Employment Prospects


Traffic managers work for advertising agencies. They may also work for public relations companies and related services. In May 2019, approximately 28,600 advertising and promotions managers, including traffic managers, were working in the United States. The majority work in advertising, public relations, and related businesses, while others are employed in radio and TV broadcasting and in newspaper, book, periodical, and directory publishers.

Starting Out

Traffic managers may start as interns or in entry-level positions in traffic management departments and work their way up through the ranks. Most companies prefer to hire traffic managers with at least three or more years of experience in traffic management or creative services. They often find jobs through professional associations, employment Web sites, and by networking at industry events.
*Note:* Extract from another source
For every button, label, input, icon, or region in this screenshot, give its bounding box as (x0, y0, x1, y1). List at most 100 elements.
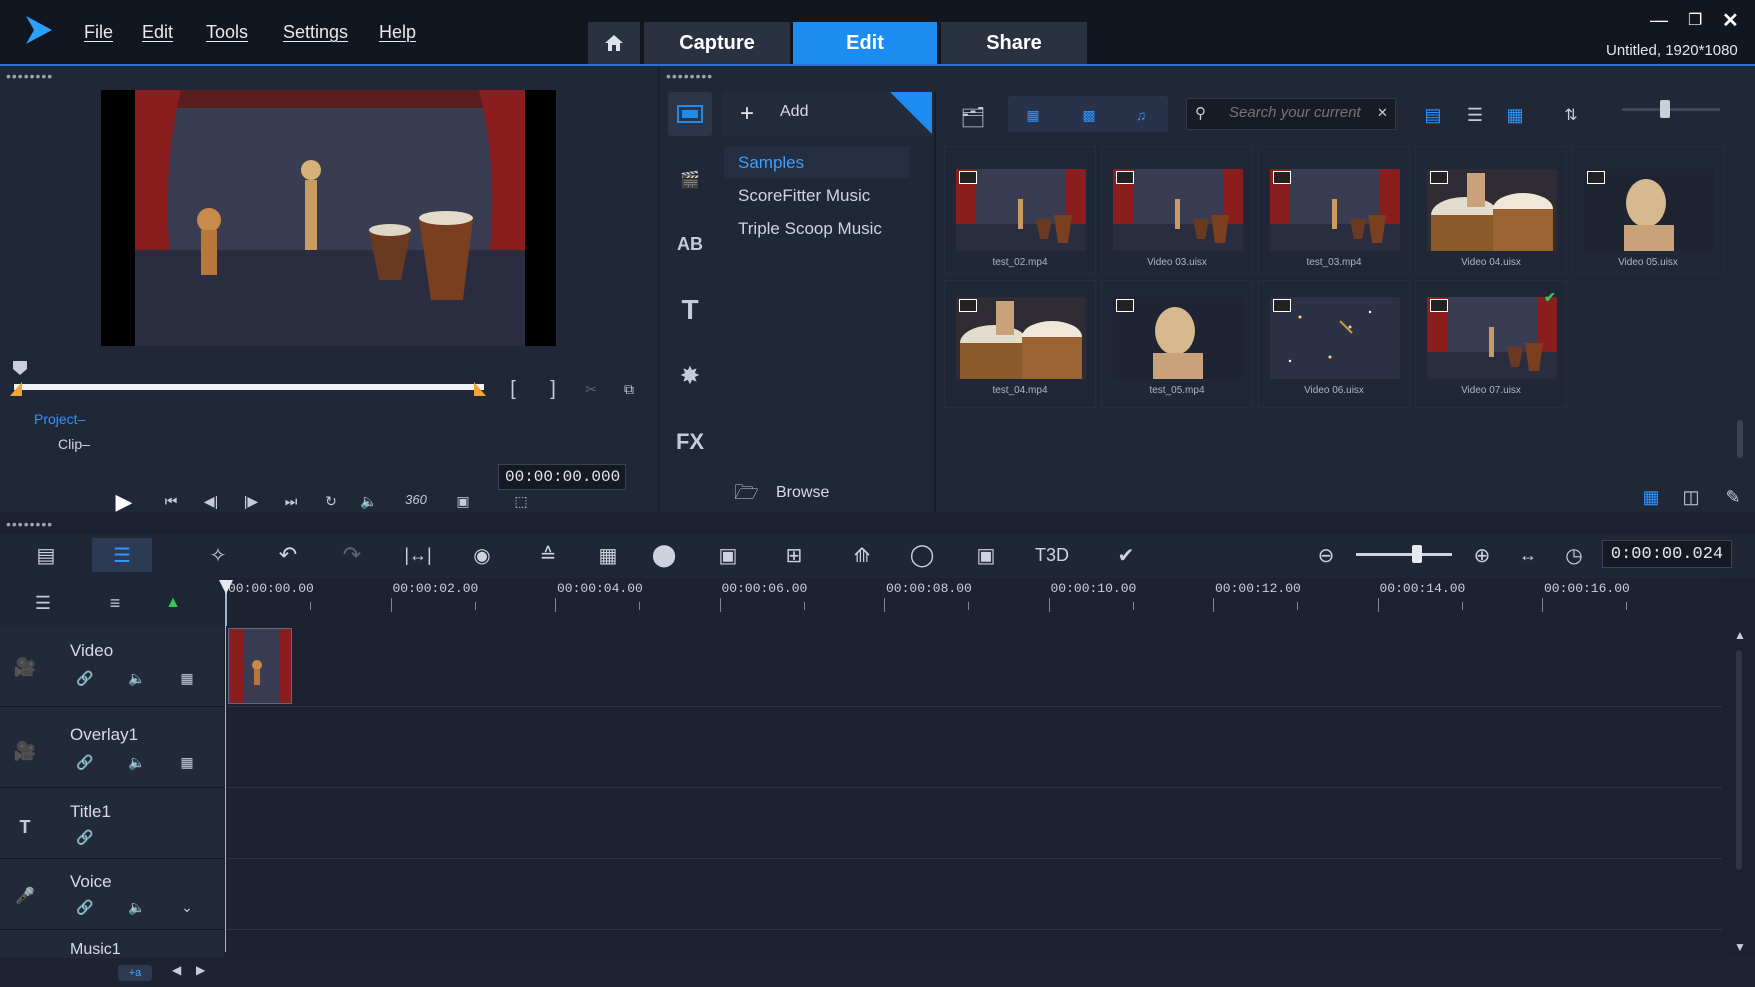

School career services offices may also have job and internship postings in advertising, public relations, and marketing agencies.

Advancement Prospects

Traffic managers with more than four or five years of experience may advance to become senior traffic managers. Their responsibilities may expand to include managing staff and studying the traffic management process and making recommendations to improve efficiencies while cutting costs. Traffic managers may become independent consultants, working on a project-by-project basis for advertising agencies, public relations companies, and related services.

Tips for Entry

Get a foot in the door by taking an internship in the traffic department or other creative services department of an advertising agency.

Explore the Web sites of professional associations such as the 4A's and the Advertising Educational Foundation to learn more about upcoming events and networking opportunities.

Read industry publications such as Ad Age ( and Adweek ( for industry news, webinars, events, and job postings.